Furthermore, additional financial incentives are available in some areas with the
support of EU structural funds.
As to fiscal measures, they include a.o. exemption from tax prepayment on real
property income, the possibility of accelerated depreciation, investment deduction, etc.
Tax credits and personal tax concessions for expatriate personnel are also granted.
Sme:
The GDP growth was only 1.2% in 2005 whereas it was 2.9% in 2004. The IMF forecasts a 1.9%
growth in 2006. This moderate growth is the consequence of a limited domestic demand as well
as a weak external demand for Belgian products due to the French, German and Dutch economic
slowdown. The Belgian economy strongly relies on its European trade partners' economical
situation given that it realizes 75% of its exports inside the dollar zone. Furthermore, Belgian
exports competitivity suffers from the strong dollar appreciation. The labour market has been
deteriorating for two years and the unemployment rate has gone up from 8% of the active
population in 2005.
The Belgian agricultural sector provides 1.32% of the country's GDP and plays a much lesser
role in its economy as compared to other European countries. Animal breeding and dairy
production are dominant activities. The agricultural policy comes under the domain of Regions.

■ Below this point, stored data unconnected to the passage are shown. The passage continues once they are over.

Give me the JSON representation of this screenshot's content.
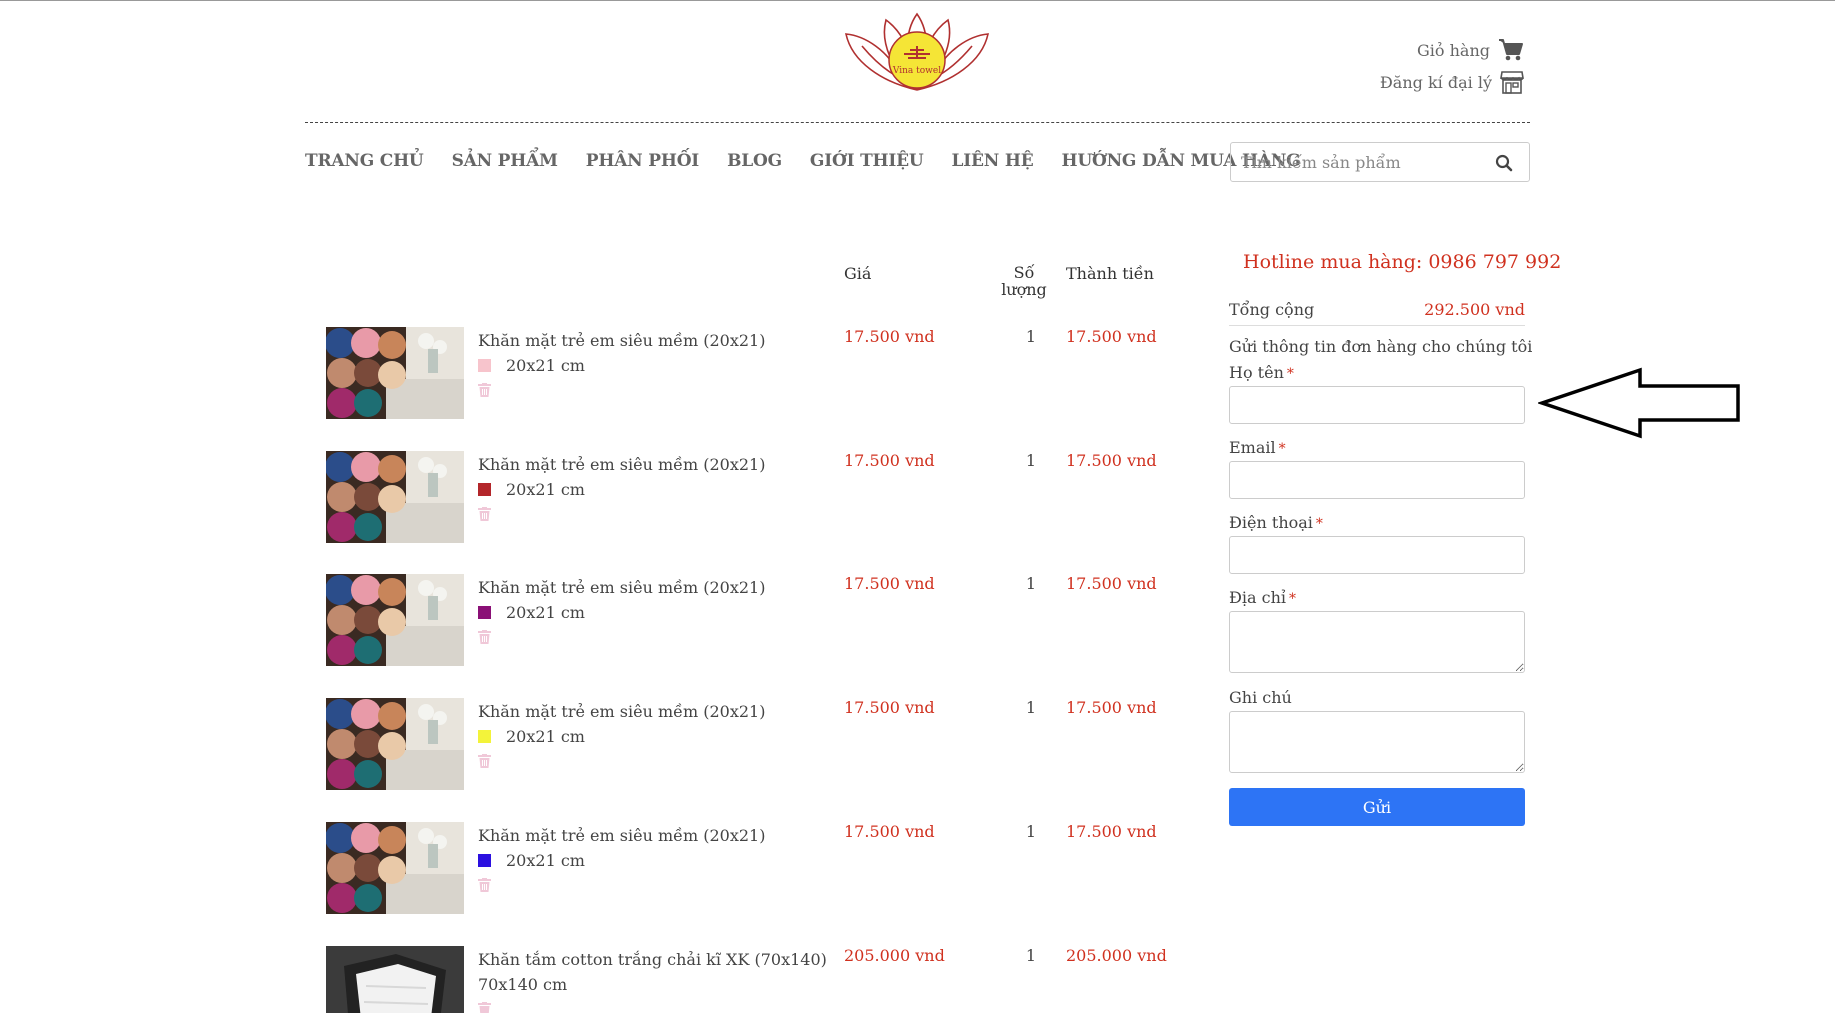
{
  "logo": {
    "text": "Vina towel"
  },
  "header": {
    "cart_label": "Giỏ hàng",
    "agent_label": "Đăng kí đại lý"
  },
  "nav": {
    "items": [
      "TRANG CHỦ",
      "SẢN PHẨM",
      "PHÂN PHỐI",
      "BLOG",
      "GIỚI THIỆU",
      "LIÊN HỆ",
      "HƯỚNG DẪN MUA HÀNG"
    ]
  },
  "search": {
    "placeholder": "Tìm kiếm sản phẩm"
  },
  "table": {
    "headers": {
      "price": "Giá",
      "qty_line1": "Số",
      "qty_line2": "lượng",
      "total": "Thành tiền"
    },
    "rows": [
      {
        "name": "Khăn mặt trẻ em siêu mềm (20x21)",
        "size": "20x21 cm",
        "color": "#f7c4cc",
        "price": "17.500 vnd",
        "qty": "1",
        "total": "17.500 vnd"
      },
      {
        "name": "Khăn mặt trẻ em siêu mềm (20x21)",
        "size": "20x21 cm",
        "color": "#b3262a",
        "price": "17.500 vnd",
        "qty": "1",
        "total": "17.500 vnd"
      },
      {
        "name": "Khăn mặt trẻ em siêu mềm (20x21)",
        "size": "20x21 cm",
        "color": "#8a1076",
        "price": "17.500 vnd",
        "qty": "1",
        "total": "17.500 vnd"
      },
      {
        "name": "Khăn mặt trẻ em siêu mềm (20x21)",
        "size": "20x21 cm",
        "color": "#f3f33a",
        "price": "17.500 vnd",
        "qty": "1",
        "total": "17.500 vnd"
      },
      {
        "name": "Khăn mặt trẻ em siêu mềm (20x21)",
        "size": "20x21 cm",
        "color": "#2b10e0",
        "price": "17.500 vnd",
        "qty": "1",
        "total": "17.500 vnd"
      },
      {
        "name": "Khăn tắm cotton trắng chải kĩ XK (70x140)",
        "size": "70x140 cm",
        "color": "",
        "price": "205.000 vnd",
        "qty": "1",
        "total": "205.000 vnd"
      }
    ]
  },
  "order": {
    "hotline": "Hotline mua hàng: 0986 797 992",
    "total_label": "Tổng cộng",
    "total_value": "292.500 vnd",
    "send_info": "Gửi thông tin đơn hàng cho chúng tôi",
    "fields": {
      "name": "Họ tên",
      "email": "Email",
      "phone": "Điện thoại",
      "address": "Địa chỉ",
      "note": "Ghi chú"
    },
    "required_mark": "*",
    "submit": "Gửi"
  },
  "colors": {
    "accent_red": "#d0311f",
    "button_blue": "#2d74f5"
  }
}
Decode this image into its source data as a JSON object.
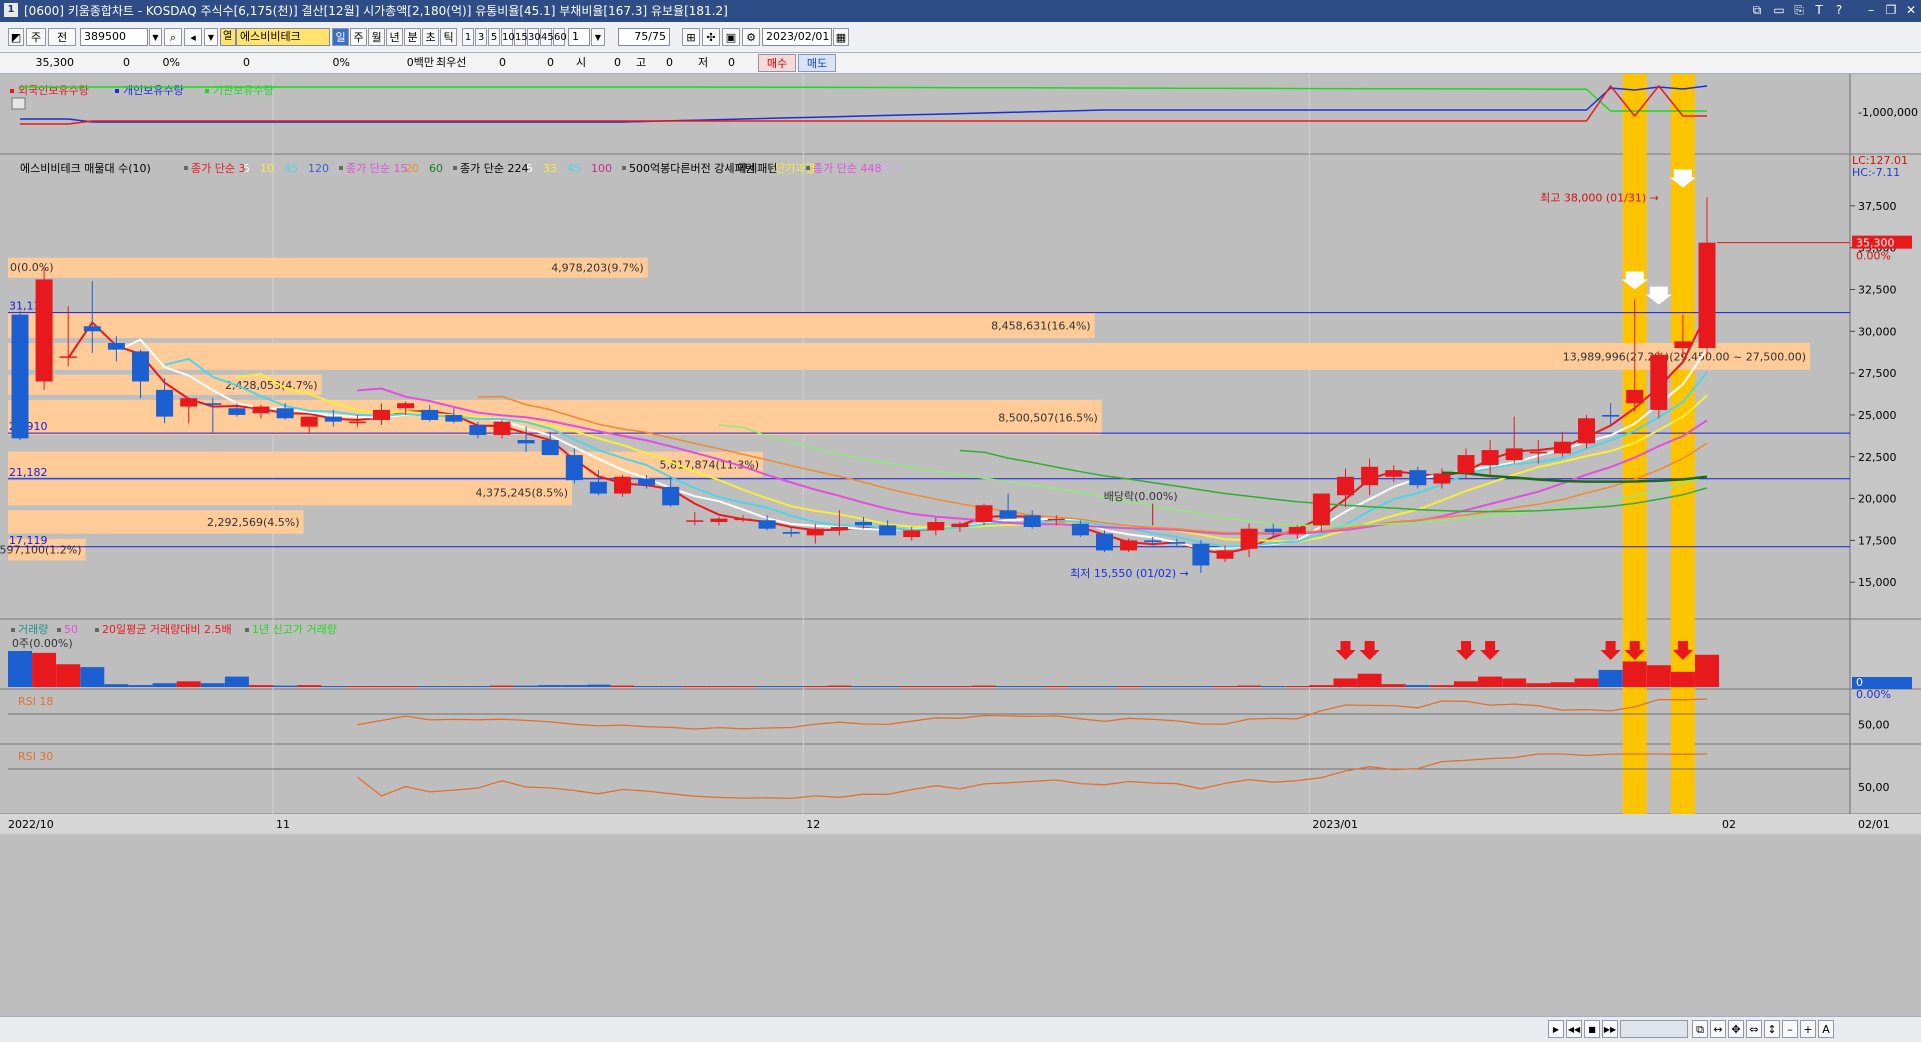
{
  "window": {
    "title": "[0600] 키움종합차트 - KOSDAQ 주식수[6,175(천)] 결산[12월] 시가총액[2,180(억)] 유통비율[45.1] 부채비율[167.3] 유보율[181.2]",
    "icon_label": "1",
    "controls": [
      "restore-tiles-icon",
      "window-icon",
      "copy-icon",
      "T",
      "?",
      "minimize-icon",
      "restore-icon",
      "close-icon"
    ]
  },
  "toolbar": {
    "period_main": "주",
    "period_sub": "전",
    "code": "389500",
    "stock_name": "에스비비테크",
    "period_buttons": [
      "일",
      "주",
      "월",
      "년",
      "분",
      "초",
      "틱"
    ],
    "interval_buttons": [
      "1",
      "3",
      "5",
      "10",
      "15",
      "30",
      "45",
      "60"
    ],
    "interval_select": "1",
    "count_display": "75/75",
    "date": "2023/02/01",
    "buy_label": "매수",
    "sell_label": "매도"
  },
  "quote_bar": {
    "price": "35,300",
    "change": "0",
    "change_pct": "0%",
    "volume": "0",
    "volume_pct": "0%",
    "amount": "0백만",
    "best_bid_label": "최우선",
    "best_bid": "0",
    "best_ask": "0",
    "open_label": "시",
    "open": "0",
    "high_label": "고",
    "high": "0",
    "low_label": "저",
    "low": "0"
  },
  "colors": {
    "up": "#e8191d",
    "down": "#1b5fd1",
    "profile_band": "#ffcc99",
    "highlight": "#ffc400",
    "background": "#bebebe"
  },
  "chart_data": [
    {
      "type": "line",
      "panel": "holdings",
      "legend": [
        "외국인보유수량",
        "개인보유수량",
        "기관보유수량"
      ],
      "legend_colors": [
        "#e8191d",
        "#1a2fd8",
        "#1ed81e"
      ],
      "y_tick_label": "-1,000,000"
    },
    {
      "type": "candlestick",
      "panel": "price",
      "title_legend": "에스비비테크 매물대 수(10)",
      "ma_legend": [
        {
          "label": "종가 단순 3",
          "color": "#e8191d"
        },
        {
          "label": "5",
          "color": "#ffffff"
        },
        {
          "label": "10",
          "color": "#f5ee3a"
        },
        {
          "label": "45",
          "color": "#4fd4e8"
        },
        {
          "label": "120",
          "color": "#3a5fd8"
        },
        {
          "label": "종가 단순 15",
          "color": "#e050e0"
        },
        {
          "label": "20",
          "color": "#f08a2a"
        },
        {
          "label": "60",
          "color": "#1a7a1a"
        },
        {
          "label": "종가 단순 224",
          "color": "#000000"
        },
        {
          "label": "5",
          "color": "#ffffff"
        },
        {
          "label": "33",
          "color": "#f5ee3a"
        },
        {
          "label": "45",
          "color": "#4fd4e8"
        },
        {
          "label": "100",
          "color": "#c03090"
        },
        {
          "label": "500억봉다른버전 강세패턴",
          "color": "#000000"
        },
        {
          "label": "약세패턴",
          "color": "#000000"
        },
        {
          "label": "단기과열",
          "color": "#f5ee3a"
        },
        {
          "label": "종가 단순 448",
          "color": "#e050e0"
        },
        {
          "label": "112",
          "color": "#c8b0e8"
        }
      ],
      "y_ticks": [
        15000,
        17500,
        20000,
        22500,
        25000,
        27500,
        30000,
        32500,
        35000,
        37500
      ],
      "y_tick_labels": [
        "15,000",
        "17,500",
        "20,000",
        "22,500",
        "25,000",
        "27,500",
        "30,000",
        "32,500",
        "35,000",
        "37,500"
      ],
      "ylim": [
        12800,
        40600
      ],
      "lc_label": "LC:127.01",
      "hc_label": "HC:-7.11",
      "current_price_label": "35,300",
      "current_pct_label": "0.00%",
      "h_lines": [
        {
          "value": 31116,
          "label": "31,116"
        },
        {
          "value": 23910,
          "label": "23,910"
        },
        {
          "value": 21182,
          "label": "21,182"
        },
        {
          "value": 17119,
          "label": "17,119"
        }
      ],
      "top_left_label": "0(0.0%)",
      "volume_profile": [
        {
          "from": 34400,
          "to": 33200,
          "width": 0.355,
          "label": "4,978,203(9.7%)"
        },
        {
          "from": 31100,
          "to": 29600,
          "width": 0.603,
          "label": "8,458,631(16.4%)"
        },
        {
          "from": 29300,
          "to": 27700,
          "width": 1.0,
          "label": "13,989,996(27.2%)(29,450.00 ~ 27,500.00)"
        },
        {
          "from": 27400,
          "to": 26200,
          "width": 0.174,
          "label": "2,428,053(4,7%)"
        },
        {
          "from": 25900,
          "to": 23800,
          "width": 0.607,
          "label": "8,500,507(16.5%)"
        },
        {
          "from": 22800,
          "to": 21300,
          "width": 0.419,
          "label": "5,817,874(11.3%)"
        },
        {
          "from": 21100,
          "to": 19600,
          "width": 0.313,
          "label": "4,375,245(8.5%)"
        },
        {
          "from": 19300,
          "to": 17900,
          "width": 0.164,
          "label": "2,292,569(4.5%)"
        },
        {
          "from": 17600,
          "to": 16300,
          "width": 0.043,
          "label": "597,100(1.2%)"
        }
      ],
      "candles": [
        {
          "o": 31000,
          "h": 31200,
          "l": 23500,
          "c": 23600
        },
        {
          "o": 27000,
          "h": 33800,
          "l": 26500,
          "c": 33100
        },
        {
          "o": 28500,
          "h": 31500,
          "l": 27900,
          "c": 28500
        },
        {
          "o": 30300,
          "h": 33000,
          "l": 28700,
          "c": 30000
        },
        {
          "o": 29300,
          "h": 29700,
          "l": 28200,
          "c": 28900
        },
        {
          "o": 28800,
          "h": 28900,
          "l": 26000,
          "c": 27000
        },
        {
          "o": 26500,
          "h": 27200,
          "l": 24500,
          "c": 24900
        },
        {
          "o": 25500,
          "h": 26000,
          "l": 24500,
          "c": 26000
        },
        {
          "o": 25700,
          "h": 26000,
          "l": 23900,
          "c": 25600
        },
        {
          "o": 25400,
          "h": 25700,
          "l": 24900,
          "c": 25000
        },
        {
          "o": 25100,
          "h": 25600,
          "l": 24800,
          "c": 25500
        },
        {
          "o": 25400,
          "h": 25700,
          "l": 24700,
          "c": 24800
        },
        {
          "o": 24300,
          "h": 24900,
          "l": 23900,
          "c": 24900
        },
        {
          "o": 24900,
          "h": 25300,
          "l": 24300,
          "c": 24600
        },
        {
          "o": 24600,
          "h": 25000,
          "l": 24300,
          "c": 24600
        },
        {
          "o": 24700,
          "h": 25700,
          "l": 24400,
          "c": 25300
        },
        {
          "o": 25400,
          "h": 25800,
          "l": 25000,
          "c": 25700
        },
        {
          "o": 25300,
          "h": 25600,
          "l": 24600,
          "c": 24700
        },
        {
          "o": 25000,
          "h": 25400,
          "l": 24500,
          "c": 24600
        },
        {
          "o": 24400,
          "h": 24600,
          "l": 23600,
          "c": 23800
        },
        {
          "o": 23800,
          "h": 24700,
          "l": 23600,
          "c": 24600
        },
        {
          "o": 23500,
          "h": 24300,
          "l": 22800,
          "c": 23300
        },
        {
          "o": 23500,
          "h": 24000,
          "l": 22800,
          "c": 22600
        },
        {
          "o": 22600,
          "h": 23000,
          "l": 20900,
          "c": 21100
        },
        {
          "o": 21000,
          "h": 21700,
          "l": 20200,
          "c": 20300
        },
        {
          "o": 20300,
          "h": 21400,
          "l": 20100,
          "c": 21300
        },
        {
          "o": 21200,
          "h": 21400,
          "l": 20600,
          "c": 20800
        },
        {
          "o": 20700,
          "h": 21300,
          "l": 19500,
          "c": 19600
        },
        {
          "o": 18700,
          "h": 19200,
          "l": 18400,
          "c": 18700
        },
        {
          "o": 18600,
          "h": 18900,
          "l": 18400,
          "c": 18800
        },
        {
          "o": 18800,
          "h": 19000,
          "l": 18600,
          "c": 18800
        },
        {
          "o": 18700,
          "h": 19000,
          "l": 18100,
          "c": 18200
        },
        {
          "o": 18000,
          "h": 18300,
          "l": 17700,
          "c": 17900
        },
        {
          "o": 17800,
          "h": 18500,
          "l": 17300,
          "c": 18200
        },
        {
          "o": 18100,
          "h": 19300,
          "l": 17800,
          "c": 18300
        },
        {
          "o": 18600,
          "h": 18900,
          "l": 18200,
          "c": 18400
        },
        {
          "o": 18400,
          "h": 18700,
          "l": 17800,
          "c": 17800
        },
        {
          "o": 17700,
          "h": 18300,
          "l": 17500,
          "c": 18100
        },
        {
          "o": 18100,
          "h": 18900,
          "l": 17800,
          "c": 18600
        },
        {
          "o": 18300,
          "h": 18600,
          "l": 18000,
          "c": 18500
        },
        {
          "o": 18600,
          "h": 19700,
          "l": 18400,
          "c": 19600
        },
        {
          "o": 19300,
          "h": 20300,
          "l": 18800,
          "c": 18800
        },
        {
          "o": 19000,
          "h": 19300,
          "l": 18200,
          "c": 18300
        },
        {
          "o": 18800,
          "h": 19000,
          "l": 18400,
          "c": 18800
        },
        {
          "o": 18500,
          "h": 18700,
          "l": 17700,
          "c": 17800
        },
        {
          "o": 17900,
          "h": 18100,
          "l": 16800,
          "c": 16900
        },
        {
          "o": 16900,
          "h": 17600,
          "l": 16800,
          "c": 17500
        },
        {
          "o": 17500,
          "h": 17700,
          "l": 17200,
          "c": 17400
        },
        {
          "o": 17400,
          "h": 17600,
          "l": 17100,
          "c": 17300
        },
        {
          "o": 17300,
          "h": 17500,
          "l": 15550,
          "c": 16000
        },
        {
          "o": 16400,
          "h": 17200,
          "l": 16200,
          "c": 16900
        },
        {
          "o": 17000,
          "h": 18500,
          "l": 16500,
          "c": 18200
        },
        {
          "o": 18200,
          "h": 18500,
          "l": 17700,
          "c": 18000
        },
        {
          "o": 17900,
          "h": 18400,
          "l": 17600,
          "c": 18300
        },
        {
          "o": 18400,
          "h": 19600,
          "l": 18000,
          "c": 20300
        },
        {
          "o": 20200,
          "h": 21800,
          "l": 19500,
          "c": 21300
        },
        {
          "o": 20800,
          "h": 22400,
          "l": 20200,
          "c": 21900
        },
        {
          "o": 21300,
          "h": 22000,
          "l": 21000,
          "c": 21700
        },
        {
          "o": 21700,
          "h": 21900,
          "l": 20600,
          "c": 20800
        },
        {
          "o": 20900,
          "h": 21800,
          "l": 20600,
          "c": 21500
        },
        {
          "o": 21500,
          "h": 23000,
          "l": 21200,
          "c": 22600
        },
        {
          "o": 22000,
          "h": 23500,
          "l": 21400,
          "c": 22900
        },
        {
          "o": 22300,
          "h": 24900,
          "l": 22100,
          "c": 23000
        },
        {
          "o": 22700,
          "h": 23500,
          "l": 22100,
          "c": 22800
        },
        {
          "o": 22700,
          "h": 24000,
          "l": 22500,
          "c": 23400
        },
        {
          "o": 23300,
          "h": 25000,
          "l": 23000,
          "c": 24800
        },
        {
          "o": 25000,
          "h": 25700,
          "l": 24400,
          "c": 24900
        },
        {
          "o": 25700,
          "h": 31900,
          "l": 25200,
          "c": 26500
        },
        {
          "o": 25300,
          "h": 28800,
          "l": 24800,
          "c": 28600
        },
        {
          "o": 29000,
          "h": 31000,
          "l": 28500,
          "c": 29400
        },
        {
          "o": 29000,
          "h": 38000,
          "l": 28500,
          "c": 35300
        }
      ],
      "annotations": [
        {
          "label": "최고 38,000 (01/31)",
          "value": 38000
        },
        {
          "label": "최저 15,550 (01/02)",
          "value": 15550
        },
        {
          "label": "배당락(0.00%)",
          "value": 18200
        }
      ],
      "highlight_candles": [
        67,
        69
      ]
    },
    {
      "type": "bar",
      "panel": "volume",
      "legend": [
        {
          "label": "거래량",
          "color": "#1e9090"
        },
        {
          "label": "50",
          "color": "#e050e0"
        },
        {
          "label": "20일평균 거래량대비 2.5배",
          "color": "#e8191d"
        },
        {
          "label": "1년 신고가 거래량",
          "color": "#1ed81e"
        }
      ],
      "top_label": "0주(0.00%)",
      "right_value_label": "0",
      "right_pct_label": "0.00%",
      "values": [
        3.8,
        3.6,
        2.4,
        2.1,
        0.3,
        0.2,
        0.4,
        0.6,
        0.4,
        1.1,
        0.2,
        0.15,
        0.2,
        0.1,
        0.1,
        0.1,
        0.1,
        0.1,
        0.1,
        0.1,
        0.15,
        0.15,
        0.2,
        0.2,
        0.25,
        0.15,
        0.1,
        0.1,
        0.1,
        0.1,
        0.1,
        0.1,
        0.1,
        0.1,
        0.15,
        0.1,
        0.1,
        0.1,
        0.1,
        0.1,
        0.15,
        0.1,
        0.1,
        0.1,
        0.1,
        0.1,
        0.1,
        0.1,
        0.1,
        0.1,
        0.1,
        0.15,
        0.1,
        0.1,
        0.2,
        0.9,
        1.4,
        0.3,
        0.2,
        0.2,
        0.6,
        1.1,
        0.9,
        0.4,
        0.5,
        0.9,
        1.8,
        2.7,
        2.3,
        1.6,
        3.4
      ],
      "marked": [
        55,
        56,
        60,
        61,
        66,
        67,
        69
      ]
    },
    {
      "type": "line",
      "panel": "rsi18",
      "legend": "RSI 18",
      "y_tick_label": "50,00",
      "ylim": [
        0,
        100
      ]
    },
    {
      "type": "line",
      "panel": "rsi30",
      "legend": "RSI 30",
      "y_tick_label": "50,00",
      "ylim": [
        0,
        100
      ]
    }
  ],
  "x_axis": {
    "labels": [
      {
        "text": "2022/10",
        "index": 0
      },
      {
        "text": "11",
        "index": 11
      },
      {
        "text": "12",
        "index": 33
      },
      {
        "text": "2023/01",
        "index": 54
      },
      {
        "text": "02",
        "index": 74
      }
    ],
    "right_label": "02/01"
  }
}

The industrial sector provides 26.48% of the GDP. Among the main industrial activities are the
production of semi-processed and semi-finished goods (steel and non-ferrous material, chemical
products) and textile. The biotechnology sector is fast developing. The rest of the economic
activity is widely dominated by the service industry which represents 71.8% of the GDP and
employs 72.19% of the active population.
Belgium has a very open economy, one of the world's first destinations for foreign investments.
The three top investors are Luxemburg, the Nertherlands and France. Belgium's top three import
partners are Germany, the Netherlands and France. The country mainly imports chemical and
pharmaceutical products, machinery and mechanical appliances, and transport material. The top
three export partners were Germany, France and Netherlands. The exportations mainly concern
chemical products, transport material and machinery, and mechanical appliances.